Bir defa, şu anda, partilerin eşit temsil temelinde müşterek kararla oluşmuş Uzlaşma Komisyonunun misyonunun ötesinde, işin mahiyetinden kaynaklanan adabı ve ahlakı vardır, bu çok önemli, yani varlıkların adabı ve ahlakı çok önemli. Bizim prensiplerimiz, diyelim ki daha önce belirlenen konularda partiler görüşlerini veya önerilerini Komisyona sunuyor. Bütün partilerin önerileri bir yere toplandıktan sonra bu Komisyonumuz müzakereyi başlatıyor.

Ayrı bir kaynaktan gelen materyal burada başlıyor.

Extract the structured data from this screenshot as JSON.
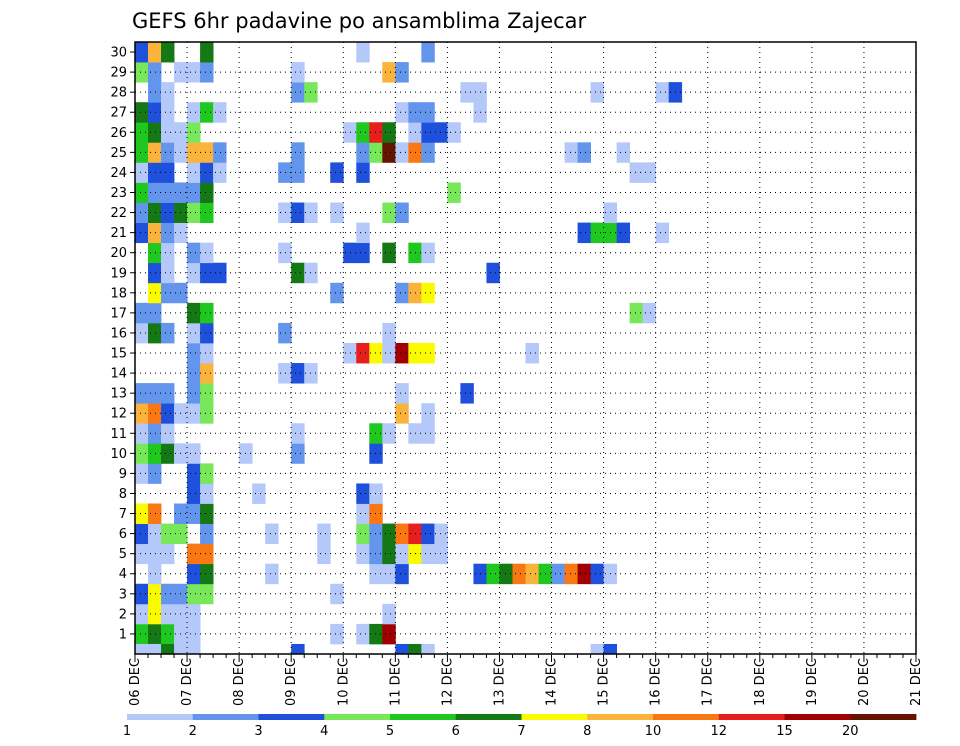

Somut olaya gelince, ben, şahsen -tabii bugünlerde pek basını da izleyemiyorum- yeminle ilgili formülasyonu sizden duyuyorum. Bir defa, herhangi bir partinin veya partili üye arkadaşların, başka bir partinin önerisinin içeriğiyle ilgili basına konuşma hakkının olmadığını düşünüyorum. Otururuz, burada değerlendiririz, şok edici öneriler de olabilir, gayet normaldir, burada değerlendiririz, basınla konuşmayız.
Mesela dün NTV’de yaşadık ki benim jargonuma uygun değil. Atilla Bey’i evvela konuşturdular ve “başkanlık sistemi” dedi. Biz başkanlık sistemini vermedik yani hükûmet sisteminin yürütme organıyla ilgili herhangi bir öneriyi vermedik. Yasamayla sanki onu vermişiz gibi, bu konunun tartışılacağı yer de açıklanacağı yer de burası değil. “Biz Uzlaşma Komisyonuna önerimizi zannettiğiniz genişlikte değil, belli bir bölümüyle verdik ve Uzlaşma Komisyonunda tartışırız. İçerikle ilgili bir değerlendirme yapmam.” dedim.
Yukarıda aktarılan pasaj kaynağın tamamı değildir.